In de tussentijd bouwde Abraham een leven op in Nederland. Via zijn pleegouders kwam hij bij een wielerclub terecht - wielrennen was in Eritrea al een hobby van hem. Hij was al eens nationaal kampioen in een jeugdklasse. "In Eritrea is het een echte volkssport."

Daarvan getuigt ook wel de deelname van twee Eritreërs aan de Tour de France dit jaar. Eén van de twee, Daniel Teklehaimanot, veroverde als eerste Afrikaan ooit tijdelijk de bergtrui. "Waarom wielrennen er zo populair is? Dat komt door de Italianen, zij hebben die cultuur achtergelaten." Van 1885 tot 1941 was het Oost-Afrikaanse land een kolonie van Italië.

Generaal pardon

Abraham ging in Nederland naar een ROC en volgde twee jaar lang een opleiding tot lasser. Hij zou ook een diploma gehaald hebben, ware het niet dat geen bedrijf hem een stageplek wilde geven, omdat hij geen paspoort of sofinummer had. De eerste acht jaar van zijn verblijf in Nederland had hij slechts de status van vluchteling.

De generaal pardonregeling in 2008 bood hem soelaas. Hij kreeg een verblijfsvergunning. Lasser hoefde hij toen niet meer te worden, hij wilde als kok werken. Genoot daar ook een opleiding voor, werkte in restaurants, maar vond in 2010 zijn oude hobby terug toen hij een oud-clubgenoot tegenkwam. "Waarom ik niet meer op wielrennen zat. Ik had zoveel talent.”

A-status bij NOC*NSF

Abraham stapte weer op een fiets en kwam via via bij Marco Polo Cycling Team terecht. Uit tests bleek hoeveel talent de ongetrainde Abraham had. Hij kreeg een contract en fietste tot en met 2012 voor de ploeg, die door een gebrek aan middelen moest worden opgedoekt. Abraham bleef wel fietsen en belandde op een ander spoor: dat van de gehandicaptensport. Hij had namelijk een onderontwikkeld onderbeen, omdat hij "een zenuw verloor bij de geboorte".

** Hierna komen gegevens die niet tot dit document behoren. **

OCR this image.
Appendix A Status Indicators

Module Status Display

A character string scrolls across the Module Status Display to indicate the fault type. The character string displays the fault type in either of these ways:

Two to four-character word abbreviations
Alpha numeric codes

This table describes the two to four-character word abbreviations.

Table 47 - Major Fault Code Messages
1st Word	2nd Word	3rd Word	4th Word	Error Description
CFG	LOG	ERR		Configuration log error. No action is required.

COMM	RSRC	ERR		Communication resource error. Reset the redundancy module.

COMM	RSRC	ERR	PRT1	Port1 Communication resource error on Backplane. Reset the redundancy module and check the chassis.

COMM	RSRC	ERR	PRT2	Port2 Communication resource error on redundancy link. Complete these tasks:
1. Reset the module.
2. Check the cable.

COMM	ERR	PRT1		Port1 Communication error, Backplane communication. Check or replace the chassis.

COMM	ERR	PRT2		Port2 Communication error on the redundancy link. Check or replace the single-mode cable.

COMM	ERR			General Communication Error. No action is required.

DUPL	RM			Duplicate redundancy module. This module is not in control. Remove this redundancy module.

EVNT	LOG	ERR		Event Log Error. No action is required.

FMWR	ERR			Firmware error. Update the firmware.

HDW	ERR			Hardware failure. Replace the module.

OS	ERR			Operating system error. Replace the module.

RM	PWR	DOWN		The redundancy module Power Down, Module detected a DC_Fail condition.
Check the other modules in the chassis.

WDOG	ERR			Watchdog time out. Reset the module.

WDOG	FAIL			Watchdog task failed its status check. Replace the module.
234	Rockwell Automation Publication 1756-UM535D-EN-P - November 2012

Na enig uitzoekwerk door de nationale bonden kwam hij in aanmerking voor een paralympisch traject. "Ik ben nu fulltime wielrenner. Ik heb de A-status en zit bij de Nederlandse selectie." Ook al is hij naar eigen zeggen geen Nederlands ‘paspoorthouder’, de 30-jarige Abraham heeft wel de benodigde documenten om voor Nederland uit te komen. "De UCI heeft gezegd dat het mag."

Rio?

Of hij ook gaat uitkomen voor Nederland in Rio volgend jaar, is nog de vraag. “Ik werd vorig jaar op het WK derde op de tijdrit, maar ik heb me nog niet gekwalificeerd. Dit jaar had ik vlak voor het WK een auto-ongeluk, een aanrijding. Daardoor heb ik een rugblessure." Volgend jaar maart moet hij bij de wereldkampioenschappen op de baan in Italië bij de beste drie rijden op de individuele achtervolging. Dan maakt hij een kans op een ticket.

Mocht Rio niet lukken, dan kan hij aan de slag met zijn nieuwe roeping: mentor zijn voor nieuwe (Eritrese) vluchtelingen in Nederland. Bij de herstart van het Marco Polo Cycling Team, dat voor 2016 een ploeg met alleen vluchtelingen opricht. “Veel jongens komen hier zonder plan, zonder idee of richting. Als ze gaan fietsen, hebben ze een veel betere kans om te integreren. Ze komen in contact met mensen. Dat is mij ook overkomen."